Walk to School Day at schools all over SF
The SF Bicycle Coalition held a special rally and celebration in honor of Walk to School Day and the official launch of SF's new Safe Routes to School Program on Wed., Oct. 7th at Longfellow Elementary (755 Morse St.). The SF Bicycle Coalition is thrilled to be partnering with the SF Dept. of Public Health, SF Unified School District, SF Police Department, and SF Municipal Transportation Agency to launch the Safe Routes to School Program at five elementary schools: Bryant (Mission District), George Washington Carver (Bayview), Longfellow (Excelsior), Sunnyside (Sunnyside), Sunset (Outer Sunset). 68% of the students at these schools live within one mile, so there's an amazing opportunity to increase the number of kids who get to school by bike and foot. Walk to School Day was Wed., Oct. 7th at various San Francisco Schools. 

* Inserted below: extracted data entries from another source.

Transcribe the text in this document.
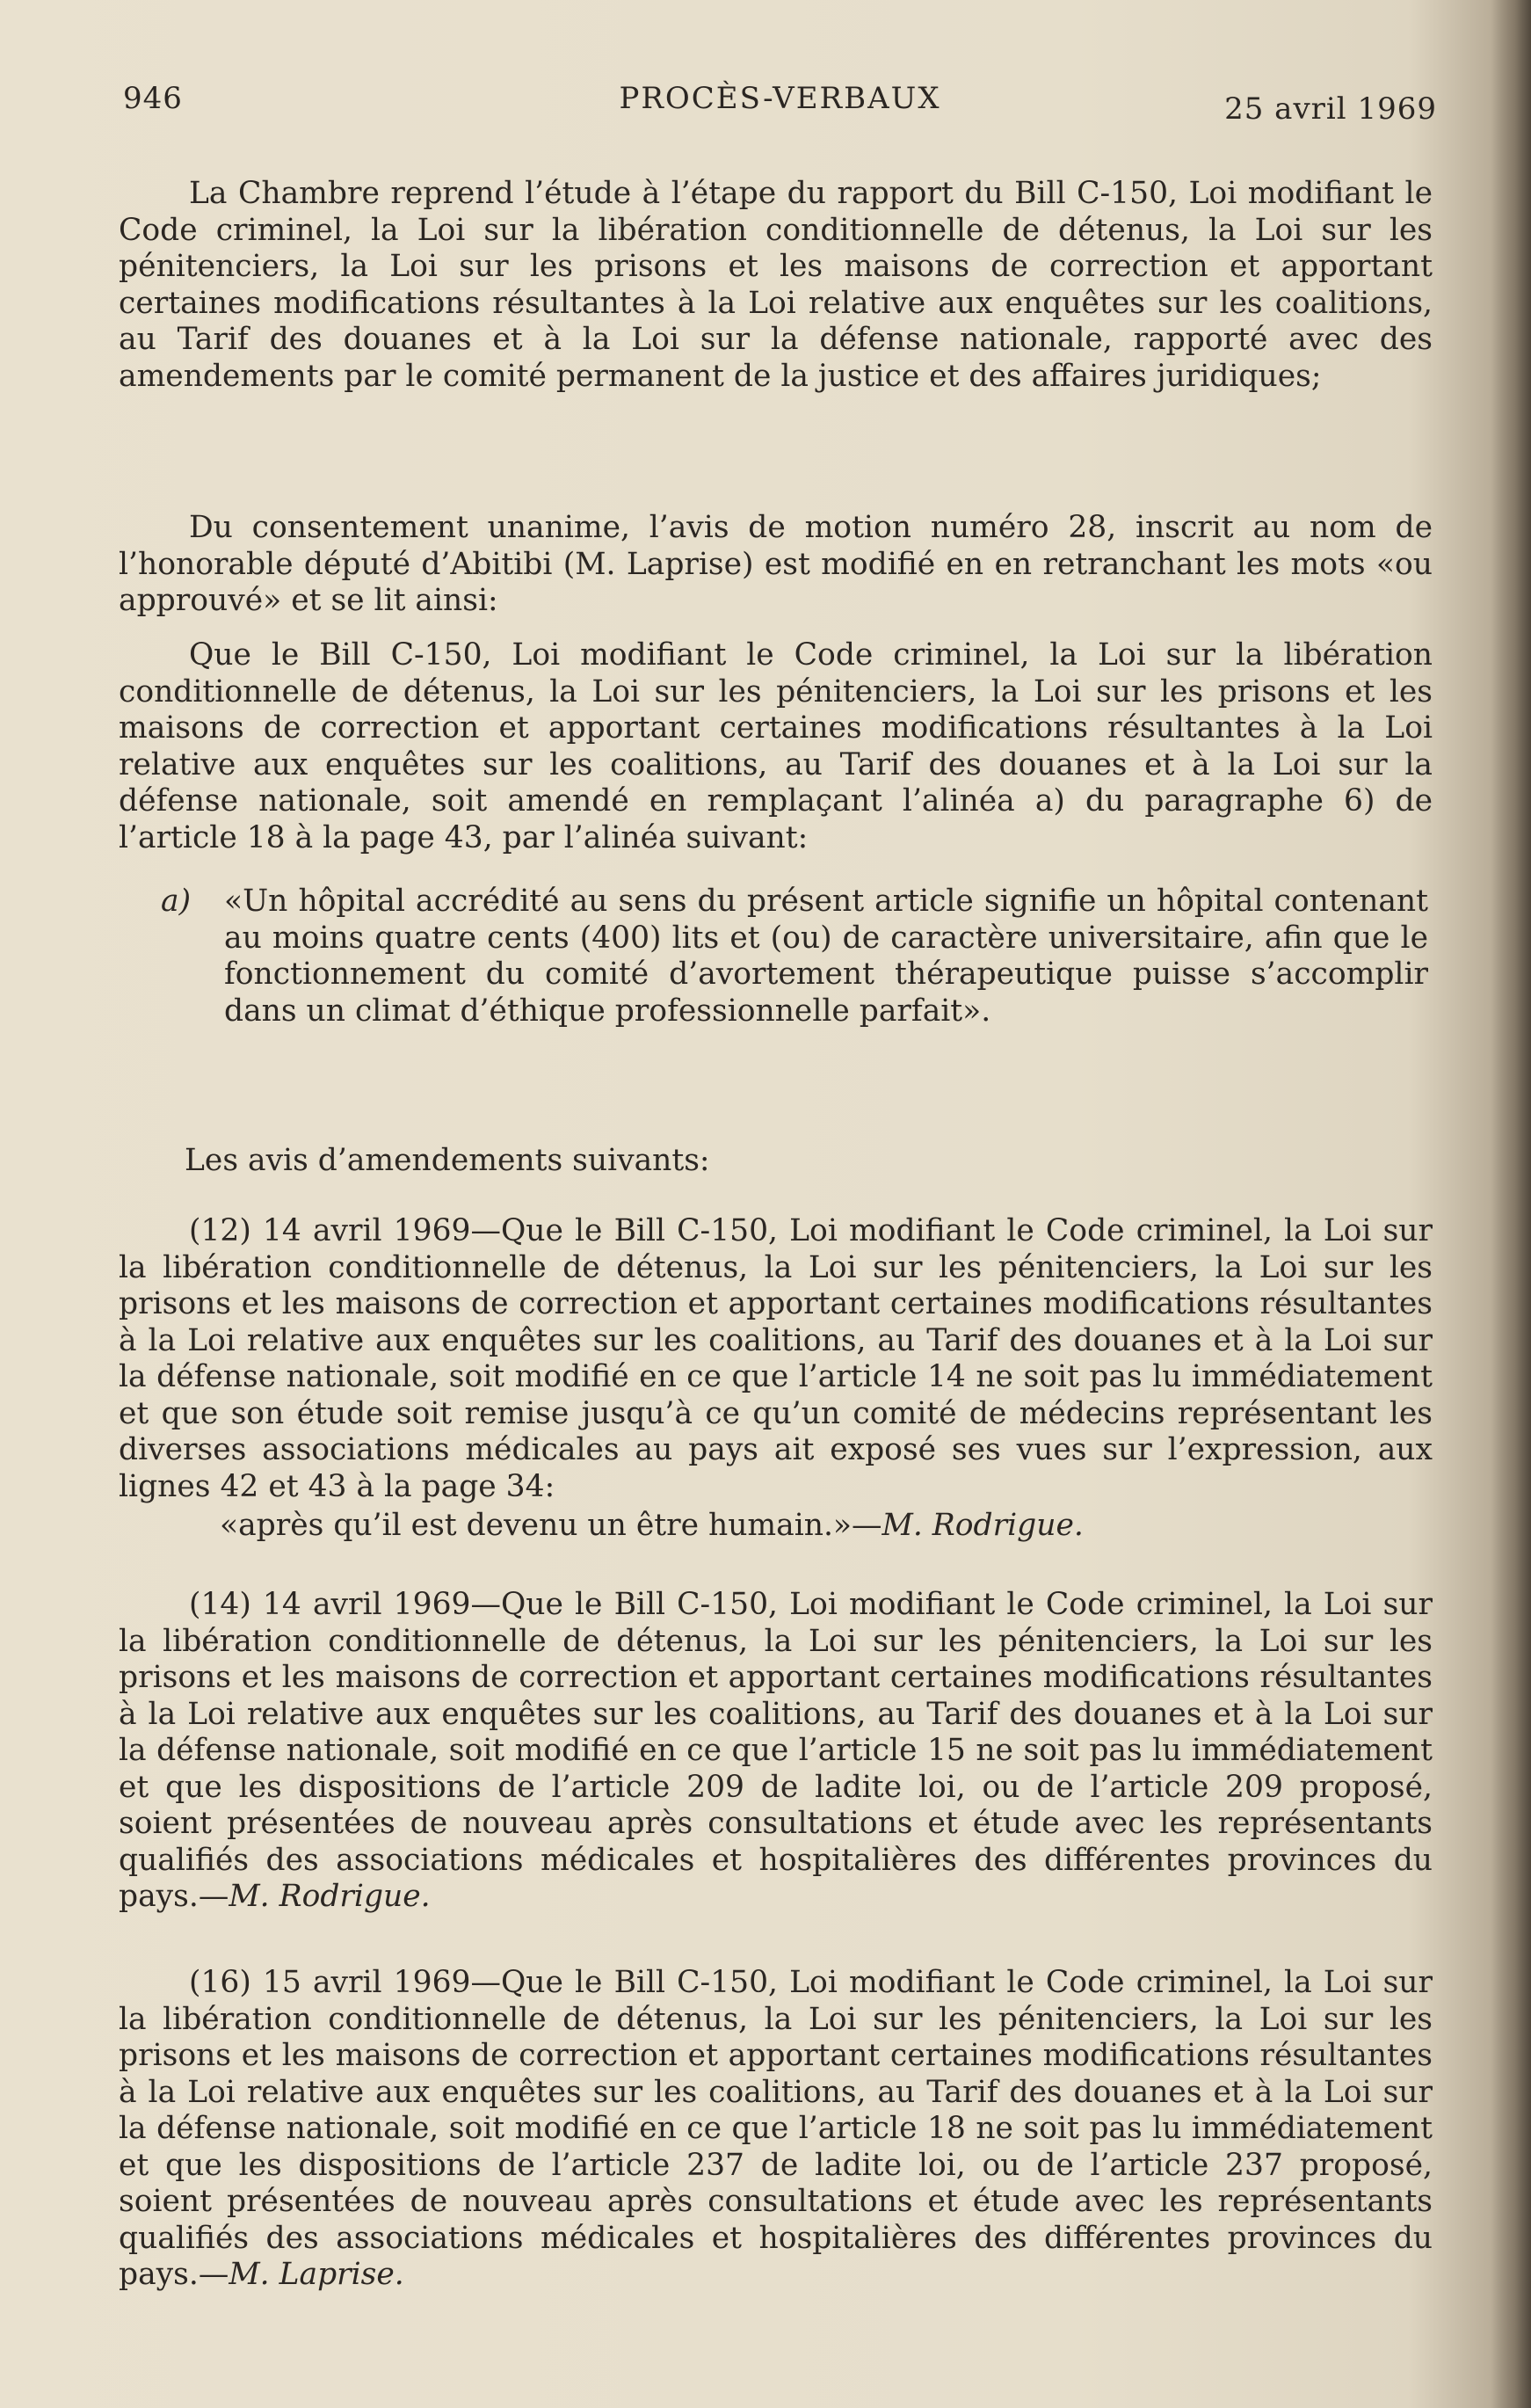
946	PROCÈS-VERBAUX	25 avril 1969

La Chambre reprend l’étude à l’étape du rapport du Bill C-150, Loi modifiant le Code criminel, la Loi sur la libération conditionnelle de détenus, la Loi sur les pénitenciers, la Loi sur les prisons et les maisons de correction et apportant certaines modifications résultantes à la Loi relative aux enquêtes sur les coalitions, au Tarif des douanes et à la Loi sur la défense nationale, rapporté avec des amendements par le comité permanent de la justice et des affaires juridiques;

Du consentement unanime, l’avis de motion numéro 28, inscrit au nom de l’honorable député d’Abitibi (M. Laprise) est modifié en en retranchant les mots «ou approuvé» et se lit ainsi:

Que le Bill C-150, Loi modifiant le Code criminel, la Loi sur la libération conditionnelle de détenus, la Loi sur les pénitenciers, la Loi sur les prisons et les maisons de correction et apportant certaines modifications résultantes à la Loi relative aux enquêtes sur les coalitions, au Tarif des douanes et à la Loi sur la défense nationale, soit amendé en remplaçant l’alinéa a) du paragraphe 6) de l’article 18 à la page 43, par l’alinéa suivant:

a) «Un hôpital accrédité au sens du présent article signifie un hôpital contenant au moins quatre cents (400) lits et (ou) de caractère universitaire, afin que le fonctionnement du comité d’avortement thérapeutique puisse s’accomplir dans un climat d’éthique professionnelle parfait».

Les avis d’amendements suivants:

(12) 14 avril 1969—Que le Bill C-150, Loi modifiant le Code criminel, la Loi sur la libération conditionnelle de détenus, la Loi sur les pénitenciers, la Loi sur les prisons et les maisons de correction et apportant certaines modifications résultantes à la Loi relative aux enquêtes sur les coalitions, au Tarif des douanes et à la Loi sur la défense nationale, soit modifié en ce que l’article 14 ne soit pas lu immédiatement et que son étude soit remise jusqu’à ce qu’un comité de médecins représentant les diverses associations médicales au pays ait exposé ses vues sur l’expression, aux lignes 42 et 43 à la page 34:

«après qu’il est devenu un être humain.»—M. Rodrigue.

(14) 14 avril 1969—Que le Bill C-150, Loi modifiant le Code criminel, la Loi sur la libération conditionnelle de détenus, la Loi sur les pénitenciers, la Loi sur les prisons et les maisons de correction et apportant certaines modifications résultantes à la Loi relative aux enquêtes sur les coalitions, au Tarif des douanes et à la Loi sur la défense nationale, soit modifié en ce que l’article 15 ne soit pas lu immédiatement et que les dispositions de l’article 209 de ladite loi, ou de l’article 209 proposé, soient présentées de nouveau après consultations et étude avec les représentants qualifiés des associations médicales et hospitalières des différentes provinces du pays.—M. Rodrigue.

(16) 15 avril 1969—Que le Bill C-150, Loi modifiant le Code criminel, la Loi sur la libération conditionnelle de détenus, la Loi sur les pénitenciers, la Loi sur les prisons et les maisons de correction et apportant certaines modifications résultantes à la Loi relative aux enquêtes sur les coalitions, au Tarif des douanes et à la Loi sur la défense nationale, soit modifié en ce que l’article 18 ne soit pas lu immédiatement et que les dispositions de l’article 237 de ladite loi, ou de l’article 237 proposé, soient présentées de nouveau après consultations et étude avec les représentants qualifiés des associations médicales et hospitalières des différentes provinces du pays.—M. Laprise.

More at: sfwalktoschool.com

Read coverage on Streetsblog and SFGate. (http://www.sfbike.org/)

Labels: , ,

6 Comments:

At 12:00 PM, Anonymous Paul B said...

Hi Rob, Here's a link to a good story. You are so clued out and anti-bike :-) I doubt you'll get anything from this, but here:
http://www.latimes.com/features/health/la-he-biking2-2009nov02,0,668242,full.story

Bikes are here to stay and becoming more and more part of traffic.

 
At 11:32 AM, Blogger Rob Anderson said...

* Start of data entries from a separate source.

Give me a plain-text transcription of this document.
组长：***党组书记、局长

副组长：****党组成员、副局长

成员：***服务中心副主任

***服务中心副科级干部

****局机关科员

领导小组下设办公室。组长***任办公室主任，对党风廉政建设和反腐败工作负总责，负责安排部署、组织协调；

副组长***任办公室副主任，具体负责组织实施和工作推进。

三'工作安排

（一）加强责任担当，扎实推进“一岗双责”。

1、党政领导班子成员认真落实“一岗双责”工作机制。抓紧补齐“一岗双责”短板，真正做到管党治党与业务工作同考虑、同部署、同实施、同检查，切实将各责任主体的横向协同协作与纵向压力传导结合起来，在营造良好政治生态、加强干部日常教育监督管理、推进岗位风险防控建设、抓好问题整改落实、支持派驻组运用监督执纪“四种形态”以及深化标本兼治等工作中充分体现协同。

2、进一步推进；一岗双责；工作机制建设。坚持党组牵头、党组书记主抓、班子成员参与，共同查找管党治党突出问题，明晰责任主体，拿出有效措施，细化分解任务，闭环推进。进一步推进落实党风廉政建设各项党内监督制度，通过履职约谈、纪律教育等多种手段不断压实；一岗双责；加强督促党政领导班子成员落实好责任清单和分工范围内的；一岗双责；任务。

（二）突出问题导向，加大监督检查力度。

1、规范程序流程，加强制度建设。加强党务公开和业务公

Of course bikes are here to stay. The question in SF is, How large a part of traffic should they be allowed to be? Should we redesign our streets on behalf of a small minority? What about the rights of the overwhelming majority of city residents who don't ride bikes?

 
At 1:56 PM, Blogger murphstahoe said...

"The question in SF is, How large a part of traffic should they be allowed to be? Should we redesign our streets on behalf of a small minority? What about the rights of the overwhelming majority of city residents who don't ride bikes?"


What does this have to do with walking or biking to school?

 
At 2:13 PM, Blogger Rob Anderson said...

I was responding to the previous comment, moron.

 
At 2:30 PM, Blogger Luckiest Monkey said...

No one is trying to take rights away from city residents who dont ride bikes. But what you call a 'small minority' is growing by leaps and bounds every year as people discover what an ideal method of transportation cycling is. The focus now needs to be how to keep this huge subsection of the city's population safe during travel.

 
At 4:19 PM, Blogger Rob Anderson said...

Yes, you are, since the whole point of the Bicycle Plan is to take traffic lanes and street parking away from the majority of residents who don't ride bikes. Your sense of goofball entitlement is showing; why on earth do you expect the city to make your dangerous hobby safe? Mommy and Daddy made you safe, but you can't expect the same deference from everyone else.